Título: PODER PARALELO
Autor: Carlos Minc
Fonte: O Globo, 26/08/2005, Opinião, p. 7

"Eu ontem joguei tanta coisa fora, a casa fica bem melhor assim" Herbert Viana

Não adianta chorar (minhas lágrimas já secaram) ou só se indignar. Há que entender como esta avalanche de erros e de ilegalidades soterrou os mais belos sonhos de várias gerações, e resistir com dignidade. Porque as desigualdades sociais, a exclusão, as poluições e os preconceitos aí estão e não dão trégua aos nossos fracassos.

O PT se formou como um rio caudaloso recebendo afluentes sindicais, estudantis, intelectuais, ex-guerrilheiros, católicos, trotskistas, ecologistas. Uma torre de Babel com múltiplos idiomas, utopias, resquícios autoritários, ideais de fraternidade, de revolução, visões díspares de como lidar com o capitalismo e a democracia.

Nos primórdios foram convenções intermináveis, decisões fiscalizadas. A exaustão desta democracia permanente restringiu os encontros, as discussões e por fim as convenções ao simples voto em listas de tendências. As vitoriosas exerciam o poder, delegando a grupos dirigentes as decisões e progressivamente a funcionários profissionalizados que geriam as finanças e as políticas. O processo de delegação sucessiva afastou o PT de seus princípios: participação e transparência.

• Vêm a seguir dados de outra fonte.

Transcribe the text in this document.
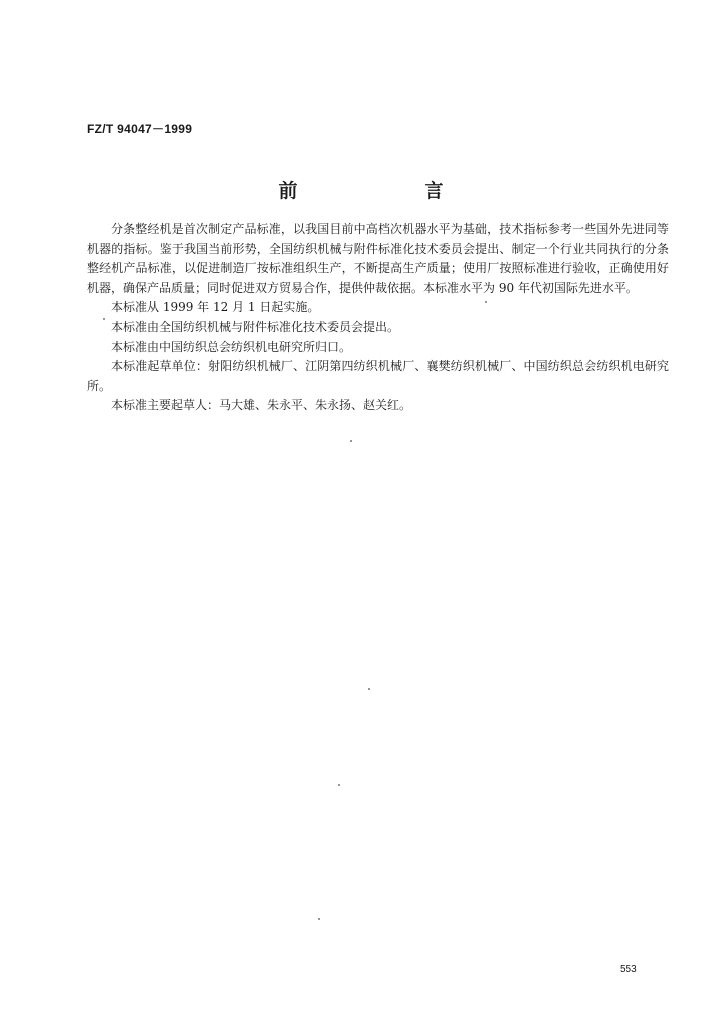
FZ/T 94047－1999
前　言

分条整经机是首次制定产品标准，以我国目前中高档次机器水平为基础，技术指标参考一些国外先进同等机器的指标。鉴于我国当前形势，全国纺织机械与附件标准化技术委员会提出、制定一个行业共同执行的分条整经机产品标准，以促进制造厂按标准组织生产，不断提高生产质量；使用厂按照标准进行验收，正确使用好机器，确保产品质量；同时促进双方贸易合作，提供仲裁依据。本标准水平为 90 年代初国际先进水平。

本标准从 1999 年 12 月 1 日起实施。

本标准由全国纺织机械与附件标准化技术委员会提出。

本标准由中国纺织总会纺织机电研究所归口。

本标准起草单位：射阳纺织机械厂、江阴第四纺织机械厂、襄樊纺织机械厂、中国纺织总会纺织机电研究所。

本标准主要起草人：马大雄、朱永平、朱永扬、赵关红。

553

Na Articulação, comandada por José Dirceu, o fisiologismo floresceu com filiações sem critério, com o viés autoritário, para obter postos-chave em sindicatos, diretórios e prefeituras. Formou-se um autêntico poder paralelo, com autonomia em relação ao conjunto da militância e aos dirigentes de outras tendências.

Como ensina a História, o pragmatismo exercido por profissionais, a mão-de-ferro e o abandono de utopias substituem os ideais de militantes sem vocação para exercer o poder no mundo "real". O poder funciona como uma droga que entorpece princípios, que dilui limites, que se converte num fim em si.

Uma política de alianças não é condenável numa sociedade democrática e plural. Mas há que escolher os aliados, estabelecer programas comuns, partilhar a gestão, tornar públicos os acordos, as políticas financeiras, ambientais e sociais. O inchaço inexplicável de partidos aliados, a ocupação desproporcional do espaço dos ministérios pelo PT, a aliança com figuras sinistras, como Roberto Jefferson, a contratação milionária de Duda Mendonça foram sinais evidentes que a militância, a sociedade e a mídia não captaram devidamente. O Romanée Conti que Duda ofereceu ao presidente operário foi um símbolo de cooptação do seu desejo; a apropriação da imagem (na TV) capturou a alma (do PT). Os charutos Cohiba do tesoureiro Delúbio Soares não desnudaram os encontros indecentes, encobertos por uma cortina de fumaça.

O mais grave foi monetarizar a relação política - uma aplicação torpe de "O Capital" (Karl Marx) na qual tudo se converte em mercadoria. Não foram escolhidos aliados, mas sócios de negócios, que hoje denunciam não a prostituição das alianças, mas o calote de parte dos milhões prometidos ou de cargos em estatais que permitiriam a apropriação do butim estipulado. O atendimento de emendas de parlamentares da base, para construção de estradas e escolas nos seus municípios, seria adequado à lei orçamentária; mas o superávit primário de 5,25% de Palocci inviabilizou esta via; aí entraram as emendas extra-oficiais do valerioduto, criando um superdéficit moral.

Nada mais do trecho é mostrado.